Question de : M. Patrice Carvalho
Oise (6e circonscription) - Gauche démocrate et républicaine

M. Patrice Carvalho attire l'attention de M. le ministre délégué auprès de la ministre de l'écologie, du développement durable et de l'énergie, chargé des transports, de la mer et de la pêche, sur l'évolution des tarifs de péages d'autoroutes, sujet d'actualité peu de temps avant les migrations estivales. Notre réseau de près de 9 000 km a été privatisé en 2005 et livré aux géants du BTP (Vinci, Eiffage). Cela devait bénéficier aux automobilistes, nous affirmait-on. Ce sont en réalité, les entreprises concessionnaires qui s'enrichissent sur le dos des usagers. Entre 2007 et 2012, les tarifs de péages ont augmenté en moyenne de 11 % (+ 2,2 % en 2011, + 2,5 % en 2012). Et cette année, la hausse s'est élevée, au 1er février, à 2,1 % avec de formidables disparités puisque, si la SANEF a augmenté ses prix de 1,71 %, la société d'autoroute Paris-Normandie est allée jusqu'à 2,29 %. Ainsi, si le prix moyen aux 100 km pour une voiture de particulier s'élève à 7,30 euros sur le réseau Paris-Rhin-Rhône (APRR), il se monte à 10,07 euros sur le réseau Esterel, Côte d'Azur (Escota). Et la Cour des comptes a eu l'occasion de relever que les hausses les plus importantes sont intervenues sur les tronçons les plus empruntés, ce qui relève du racket à l'égard des automobilistes. En 2011, les péages de 18 sociétés concessionnaires ont dégagé une recette de 8,18 milliards d'euros, soit 1,02 milliard d'euros de plus qu'en 2007. Les travaux d'entretien s'élèvent à 1,9 milliard d'euros et 45 % des recettes servent à rémunérer les actionnaires et à honorer les créances bancaires. À titre d'exemple, le bénéfice de la société ASF s'est élevé en 2011 à 788,8 millions d'euros, soit une hausse de 77,8 % par rapport à 2005, celui de l'APRR à 395,4 millions d'euros, soit une augmentation de 103 %. Les autoroutes constituent un bien public. Leur exploitation repose sur un contrat de délégation de service public passé avec l'État, à défaut de n'être plus nationalisées. Or nous ne sommes plus du tout dans cette logique-là mais dans une démarche purement marchande, dont les automobilistes font les frais. Il souhaite savoir ce qu'il compte entreprendre pour mettre un terme à ces dérives.

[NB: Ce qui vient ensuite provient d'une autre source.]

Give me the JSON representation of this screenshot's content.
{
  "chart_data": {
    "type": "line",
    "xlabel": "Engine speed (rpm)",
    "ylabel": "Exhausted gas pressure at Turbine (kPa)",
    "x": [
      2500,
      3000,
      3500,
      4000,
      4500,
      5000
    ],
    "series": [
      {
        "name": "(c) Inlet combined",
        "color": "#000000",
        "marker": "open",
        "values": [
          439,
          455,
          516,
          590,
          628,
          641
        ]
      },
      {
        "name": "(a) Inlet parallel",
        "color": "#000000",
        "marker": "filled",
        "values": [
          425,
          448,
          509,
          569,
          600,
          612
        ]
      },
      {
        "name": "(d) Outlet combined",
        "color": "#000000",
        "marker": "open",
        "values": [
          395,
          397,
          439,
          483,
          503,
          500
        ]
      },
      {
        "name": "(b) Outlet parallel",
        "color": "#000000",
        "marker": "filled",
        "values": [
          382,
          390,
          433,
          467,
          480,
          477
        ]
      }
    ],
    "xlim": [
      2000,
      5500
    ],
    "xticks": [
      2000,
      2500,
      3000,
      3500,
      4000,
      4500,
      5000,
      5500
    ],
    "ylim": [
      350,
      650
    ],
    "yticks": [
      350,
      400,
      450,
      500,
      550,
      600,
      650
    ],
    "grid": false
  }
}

Réponse en séance, et publiée le 26 juin 2013

TARIFICATION DES PÉAGES D'AUTOROUTES


Mme la présidente. La parole est à M. Patrice Carvalho, pour exposer sa question, n° 318, relative à la tarification des péages d'autoroutes.

M. Patrice Carvalho. Monsieur le ministre délégué chargé des transports, de la mer et de la pêche, alors qu'arrive la période des migrations estivales, une question à laquelle vont être confrontés des milliers de nos concitoyens resurgit : le prix des péages d'autoroute. Et ce ne sont pas les plus riches qui prennent l'autoroute, je pense que vous en conviendrez, monsieur le ministre.

Entre 2007 et 2012, les tarifs de péages ont augmenté en moyenne de 11 %. Cette année, la hausse s'est élevée à 2,1 % au 1er février. Ce qui est frappant, ce sont les disparités existantes entre les sociétés d'autoroute et les tronçons concernés. Si nous comparons les principaux tarifs publiés tous les ans par l'association des sociétés françaises d'autoroutes, l'ASFA, nous constatons que certaines hausses pulvérisent la moyenne. Le prix d'un Paris-Aix-en-Provence a ainsi progressé de 2,33 % et de près de 5 % en deux ans, passant de 54,40 euros en 2011 à 57,10 euros en janvier 2013. Un Bordeaux-Pau, désormais à 25 euros, a pris un euro, soit une augmentation de 4,17 % en un an et un Chambéry-Genève, à 11,10 euros, a grimpé de 4,72 % et même de 7,7 % par rapport à 2011. Sous un autre angle, le prix moyen pour 100 kilomètres s'élève à 7,30 euros sur le réseau Paris-Rhin-Rhône, mais il grimpe à 10,07 euros sur le réseau Esterel-Côte d'Azur.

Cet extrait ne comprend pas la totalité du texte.